Mustapha, also known as "S", has spent nearly four years in Belmarsh high security prison, the longest incarceration of all the foreign terror suspects.

He was arrested in February 2001 at 6am when the door of his London home was smashed in by anti-terrorist police officers. Bundled into the back of a van, he was taken to Paddington Green police station where he was questioned for a week then sent to Belmarsh.

Shortly after, the case linking him to German terror cells was dropped but, before he could be released, he was re-arrested under a French extradition order. Later that year he was among the first foreign terror suspects to be held under the emergency anti-terrorist legislation that was rushed through Parliament.

There are growing concerns for his mental health.
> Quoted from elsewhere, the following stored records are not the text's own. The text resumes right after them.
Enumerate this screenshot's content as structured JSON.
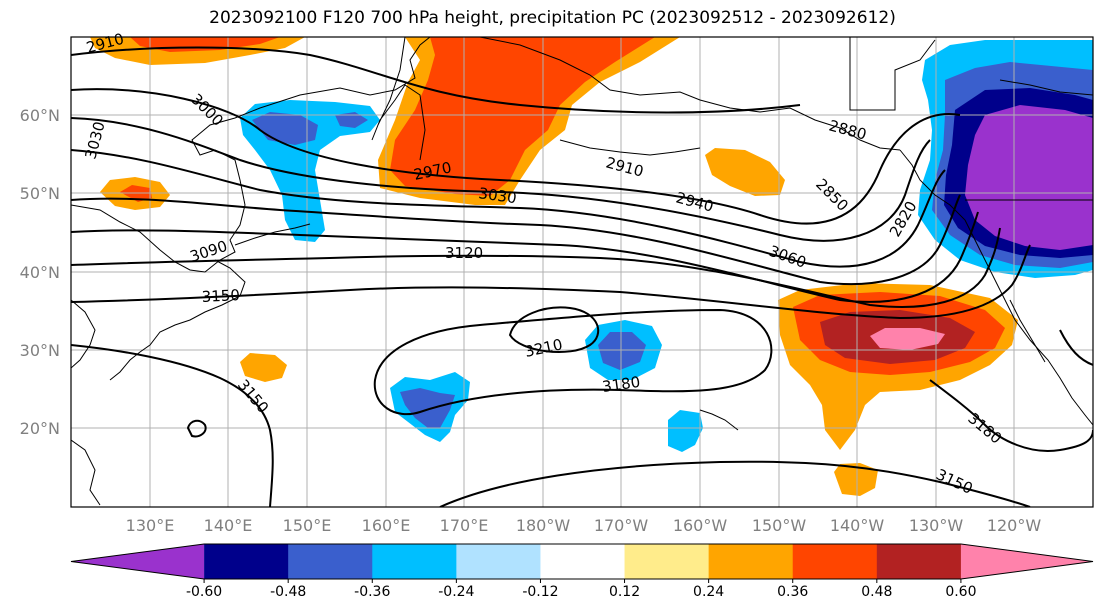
{
  "title": "2023092100 F120 700 hPa height, precipitation PC (2023092512 - 2023092612)",
  "lat_labels": [
    "60°N",
    "50°N",
    "40°N",
    "30°N",
    "20°N"
  ],
  "lon_labels": [
    "130°E",
    "140°E",
    "150°E",
    "160°E",
    "170°E",
    "180°W",
    "170°W",
    "160°W",
    "150°W",
    "140°W",
    "130°W",
    "120°W"
  ],
  "colorbar": {
    "colors": [
      "#9a32cd",
      "#00008b",
      "#3a5fcd",
      "#00bfff",
      "#b0e2ff",
      "#ffffff",
      "#ffec8b",
      "#ffa500",
      "#ff4500",
      "#b22222",
      "#ff82ab"
    ],
    "ticks": [
      "-0.60",
      "-0.48",
      "-0.36",
      "-0.24",
      "-0.12",
      "0.12",
      "0.24",
      "0.36",
      "0.48",
      "0.60"
    ]
  },
  "contour_labels": [
    {
      "text": "2910",
      "id": "c1"
    },
    {
      "text": "3000",
      "id": "c2"
    },
    {
      "text": "3030",
      "id": "c3"
    },
    {
      "text": "2970",
      "id": "c4"
    },
    {
      "text": "3030",
      "id": "c5"
    },
    {
      "text": "2910",
      "id": "c6"
    },
    {
      "text": "2940",
      "id": "c7"
    },
    {
      "text": "2880",
      "id": "c8"
    },
    {
      "text": "2850",
      "id": "c9"
    },
    {
      "text": "2820",
      "id": "c10"
    },
    {
      "text": "3090",
      "id": "c11"
    },
    {
      "text": "3120",
      "id": "c12"
    },
    {
      "text": "3060",
      "id": "c13"
    },
    {
      "text": "3150",
      "id": "c14"
    },
    {
      "text": "3210",
      "id": "c15"
    },
    {
      "text": "3180",
      "id": "c16"
    },
    {
      "text": "3150",
      "id": "c17"
    },
    {
      "text": "3180",
      "id": "c18"
    },
    {
      "text": "3150",
      "id": "c19"
    }
  ]
}
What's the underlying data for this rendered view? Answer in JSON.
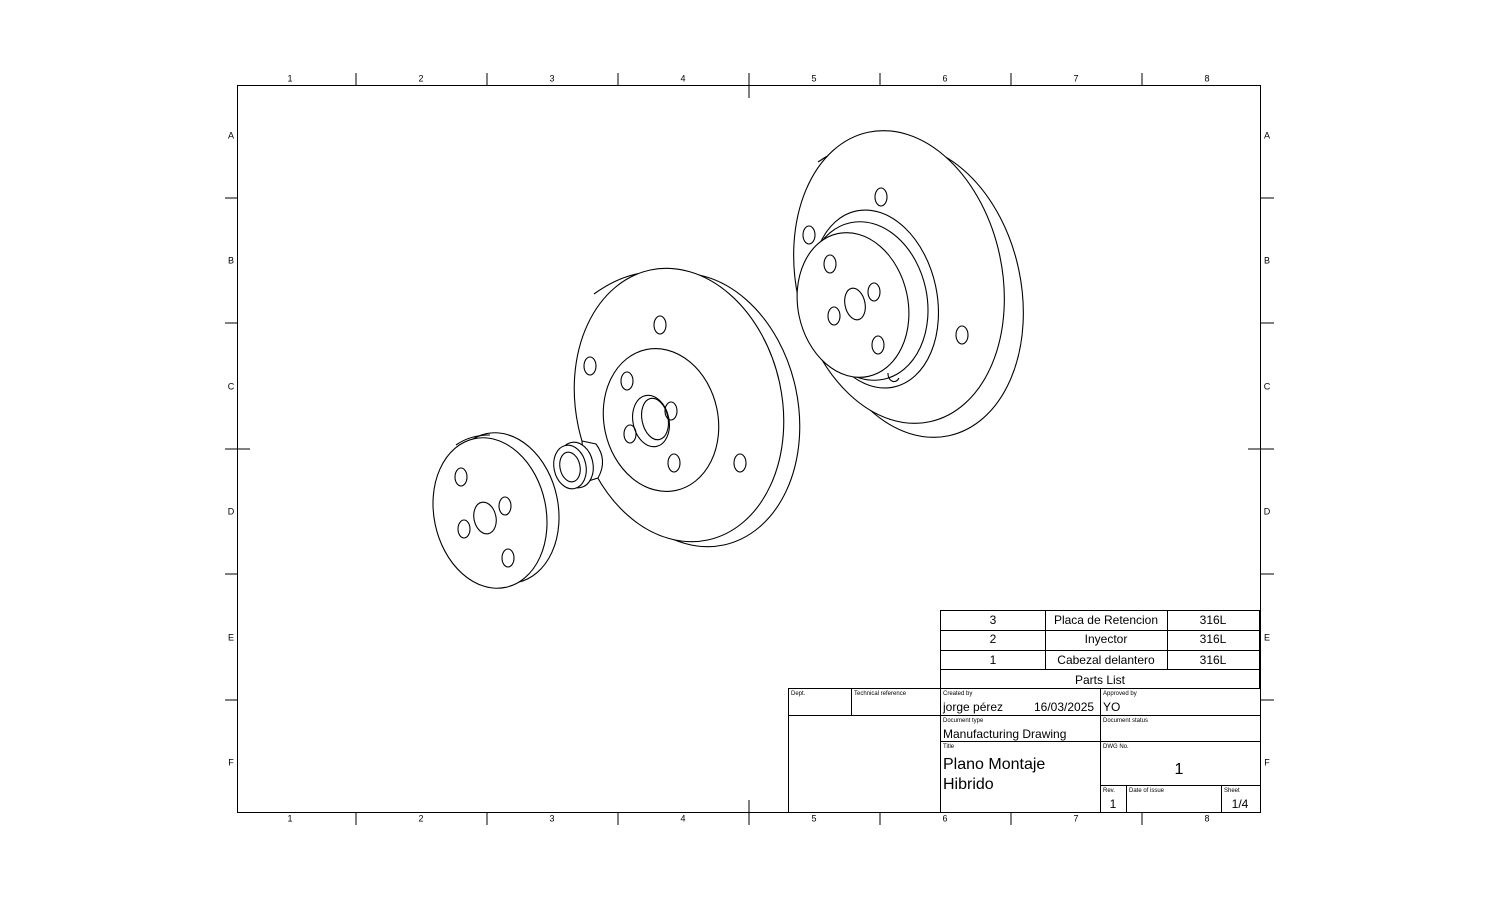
{
  "zones": {
    "columns": [
      "1",
      "2",
      "3",
      "4",
      "5",
      "6",
      "7",
      "8"
    ],
    "rows": [
      "A",
      "B",
      "C",
      "D",
      "E",
      "F"
    ]
  },
  "parts_list": {
    "heading": "Parts List",
    "rows": [
      {
        "item": "3",
        "name": "Placa de Retencion",
        "material": "316L"
      },
      {
        "item": "2",
        "name": "Inyector",
        "material": "316L"
      },
      {
        "item": "1",
        "name": "Cabezal delantero",
        "material": "316L"
      }
    ]
  },
  "title_block": {
    "dept_label": "Dept.",
    "dept_value": "",
    "tech_ref_label": "Technical reference",
    "tech_ref_value": "",
    "created_by_label": "Created by",
    "created_by": "jorge pérez",
    "created_date": "16/03/2025",
    "approved_by_label": "Approved by",
    "approved_by": "YO",
    "doc_type_label": "Document type",
    "doc_type": "Manufacturing Drawing",
    "doc_status_label": "Document status",
    "doc_status": "",
    "title_label": "Title",
    "title_line1": "Plano Montaje",
    "title_line2": "Hibrido",
    "dwg_no_label": "DWG No.",
    "dwg_no": "1",
    "rev_label": "Rev.",
    "rev": "1",
    "date_issue_label": "Date of issue",
    "date_issue": "",
    "sheet_label": "Sheet",
    "sheet": "1/4"
  }
}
In a written account of his detention, Mustapha told The Independent he would doubt the truth of his own story if it had not happened to him.

"I was in Belmarsh prison for three years until all the prisoners have been released [by the French authorities] with whom I was allegedly connected in France."He says the British courts were going to give him bail after it became clear "I had already served all the time I would have to serve in France if I was extradited there". But the day before he was to be bailed he was informed by the Home Secretary that he was to be subject to the new emergency laws.

He says his wife and young son have been threatened with eviction, and adds: "My wife has become a human ghost. I requested the Government to let me go to France but [it] refused. I wonder, what this country wants from me? What is the wrong thing I did in this country or abroad to deserve this treatment"?